1 of 1 people found this helpful
"Unmanage" all the nodes for the expected time window when you will be doing the upgrade (obviously before you start the upgrade).. may want to add some time on the back end as a "pad"... that should do the trick for you...
@rjg5050, thanks for your recommendation!
I agree that this is one of the possible options and we might adopt this strategy during our own upgrades regardless of the negatives.
When un-managing a node, you choose a start and end date & time and Orion will 'stop' monitoring it temporarily. Un-managing a node postpones gathering metrics but the best reason why you want to un-manage a node is that it will not impact a node's availability metrics (NPM) or availability for monitored applications (SAM). This helps to 'skip' monitoring data that would definitely display some downtime during a polling server reboot (i.e. Windows patching) or Orion software upgrade and won't impact availability for an application or node.

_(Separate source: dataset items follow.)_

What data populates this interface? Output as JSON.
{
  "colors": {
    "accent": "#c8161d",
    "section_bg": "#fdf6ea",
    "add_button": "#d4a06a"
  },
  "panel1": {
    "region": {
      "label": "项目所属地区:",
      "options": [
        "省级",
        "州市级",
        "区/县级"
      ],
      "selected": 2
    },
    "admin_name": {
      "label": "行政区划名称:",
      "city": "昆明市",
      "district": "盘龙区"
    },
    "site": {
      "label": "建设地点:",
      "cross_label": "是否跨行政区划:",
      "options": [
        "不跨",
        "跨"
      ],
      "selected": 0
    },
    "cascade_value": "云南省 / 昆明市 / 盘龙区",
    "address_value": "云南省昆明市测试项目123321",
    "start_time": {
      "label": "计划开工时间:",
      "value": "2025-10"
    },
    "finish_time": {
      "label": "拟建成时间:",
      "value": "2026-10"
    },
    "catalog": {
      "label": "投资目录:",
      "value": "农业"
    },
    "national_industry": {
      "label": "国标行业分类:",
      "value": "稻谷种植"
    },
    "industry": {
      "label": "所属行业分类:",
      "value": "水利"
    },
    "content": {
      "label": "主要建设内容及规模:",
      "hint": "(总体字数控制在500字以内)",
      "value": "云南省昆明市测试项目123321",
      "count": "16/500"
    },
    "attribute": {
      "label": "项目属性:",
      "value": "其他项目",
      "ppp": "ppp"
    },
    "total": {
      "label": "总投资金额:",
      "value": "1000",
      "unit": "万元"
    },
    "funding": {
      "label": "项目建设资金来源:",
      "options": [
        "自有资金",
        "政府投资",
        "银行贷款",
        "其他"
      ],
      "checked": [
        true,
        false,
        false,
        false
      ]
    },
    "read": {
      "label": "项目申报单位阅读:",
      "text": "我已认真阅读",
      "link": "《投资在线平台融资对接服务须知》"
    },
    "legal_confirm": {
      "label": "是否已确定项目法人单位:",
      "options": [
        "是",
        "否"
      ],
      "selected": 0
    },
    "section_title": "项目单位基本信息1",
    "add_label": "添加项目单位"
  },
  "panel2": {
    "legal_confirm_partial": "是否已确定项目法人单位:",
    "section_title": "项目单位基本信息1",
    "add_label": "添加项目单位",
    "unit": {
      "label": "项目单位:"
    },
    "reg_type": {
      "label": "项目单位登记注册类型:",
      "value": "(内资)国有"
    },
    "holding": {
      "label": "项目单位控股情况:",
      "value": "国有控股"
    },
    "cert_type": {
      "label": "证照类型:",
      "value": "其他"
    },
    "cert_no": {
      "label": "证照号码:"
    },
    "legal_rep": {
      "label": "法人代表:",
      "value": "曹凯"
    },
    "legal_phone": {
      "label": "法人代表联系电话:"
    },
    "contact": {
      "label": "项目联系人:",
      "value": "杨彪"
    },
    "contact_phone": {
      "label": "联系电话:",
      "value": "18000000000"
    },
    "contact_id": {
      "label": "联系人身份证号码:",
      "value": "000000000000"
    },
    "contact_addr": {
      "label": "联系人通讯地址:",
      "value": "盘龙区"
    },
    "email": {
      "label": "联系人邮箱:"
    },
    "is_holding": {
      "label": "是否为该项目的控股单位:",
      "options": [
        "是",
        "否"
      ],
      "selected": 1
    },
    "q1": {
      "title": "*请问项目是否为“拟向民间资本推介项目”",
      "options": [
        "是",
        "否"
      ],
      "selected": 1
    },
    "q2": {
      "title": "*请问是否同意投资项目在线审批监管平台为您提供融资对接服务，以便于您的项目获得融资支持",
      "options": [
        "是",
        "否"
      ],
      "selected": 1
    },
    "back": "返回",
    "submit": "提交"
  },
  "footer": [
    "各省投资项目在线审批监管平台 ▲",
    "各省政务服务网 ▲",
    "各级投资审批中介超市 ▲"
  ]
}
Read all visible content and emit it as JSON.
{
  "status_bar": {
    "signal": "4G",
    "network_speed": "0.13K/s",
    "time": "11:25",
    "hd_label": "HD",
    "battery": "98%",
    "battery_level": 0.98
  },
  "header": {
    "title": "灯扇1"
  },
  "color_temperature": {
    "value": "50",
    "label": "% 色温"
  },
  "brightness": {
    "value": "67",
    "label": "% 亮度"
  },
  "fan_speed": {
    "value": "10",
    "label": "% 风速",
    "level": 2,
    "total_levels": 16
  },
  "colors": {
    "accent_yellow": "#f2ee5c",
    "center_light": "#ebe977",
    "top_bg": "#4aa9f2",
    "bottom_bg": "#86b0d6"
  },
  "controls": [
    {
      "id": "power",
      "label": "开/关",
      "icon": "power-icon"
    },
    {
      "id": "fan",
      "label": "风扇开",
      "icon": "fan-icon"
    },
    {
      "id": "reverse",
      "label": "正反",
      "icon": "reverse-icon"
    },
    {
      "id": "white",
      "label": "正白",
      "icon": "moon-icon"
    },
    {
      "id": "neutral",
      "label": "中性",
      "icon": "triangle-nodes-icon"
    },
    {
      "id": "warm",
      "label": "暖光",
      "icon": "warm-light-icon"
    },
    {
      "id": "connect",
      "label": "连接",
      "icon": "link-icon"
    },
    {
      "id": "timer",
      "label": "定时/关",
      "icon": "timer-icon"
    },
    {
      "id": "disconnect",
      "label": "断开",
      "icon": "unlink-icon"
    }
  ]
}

Some of my notes about this option:
- Ok let's be honest here. This is the EASY option Very simple to do. Just un-manage everything for the default 24 hours or longer then re-manage manually when the system is fully back online.
- This is a good and viable option for smaller environments (1 or 2 polling engines max).
- Un-managing nodes means you are stopping monitoring on purpose for a period of time and Orion will NOT poll for metric data. This could be an issue for teams or executives that absolutely demand that 24x7 monitoring (ISP's, MSP's, and financial institutions I'm talking to you).
- Might not be possible to un-manage every node/app through the web console for very, very, large Orion environments that have thousands of monitored nodes. In fact the web console might actually timeout before it completes un-manage/re-manage task for a ton of nodes.
- Still need to disable the Alerting Engine and Alerting Services on the primary poller in case of any false positive alerts generated.
- Need to be careful when un-managing nodes/applications in bulk because doing this will overwrite an existing un-managed time period for nodes/applications that might be legitimately un-managed. So before un-managing the nodes in bulk, I recommend first generating a report of all existing un-managed nodes with their start-end times and save this report. Then move forward with
- Availability reports could be impacted by this option. For example, when mass re-managing nodes (such as 1000's of nodes at once) it takes time for the polling engines to 'catch up' with the workload and also will start eating up the TCP ephemeral port ranges (default TCP Time_Wait statuses in Windows releases after 240 seconds) and WILL cause a lot of false downtime. So when re-managing nodes in bulk, instead of re-managing 1000 nodes at a time might need to stagger at 50 at a time, wait 5 minutes, then re-manage 50 more. Wash, rinse, repeat until all are back online.
These are only some of my own notes so there may be more.
1 of 1 people found this helpful
I'd disable alert actions (it's a checkbox on the alerts page for administrators) -- the alerts still show up in the console, and once the upgrade has finished you can re-enable the alert actions
(there might be actions that are missing, but you could clear the instance of an alert, and when it retriggers the actions will fire again.
this way you can see the alerts that would be triggered and 'fix' your install for any that are unusual
Thanks RichardLetts for sharing!
Yes, for solely disabling all email actions during a poller reboot/upgrade, disabling all alert actions is a good option.
There might be some alert actions that should be disabled, depending on the environment, but yes this is one option that would work well. The downside here is if there are hundreds of alert actions that would need to be disabled (I alone have more than 500!) but it works.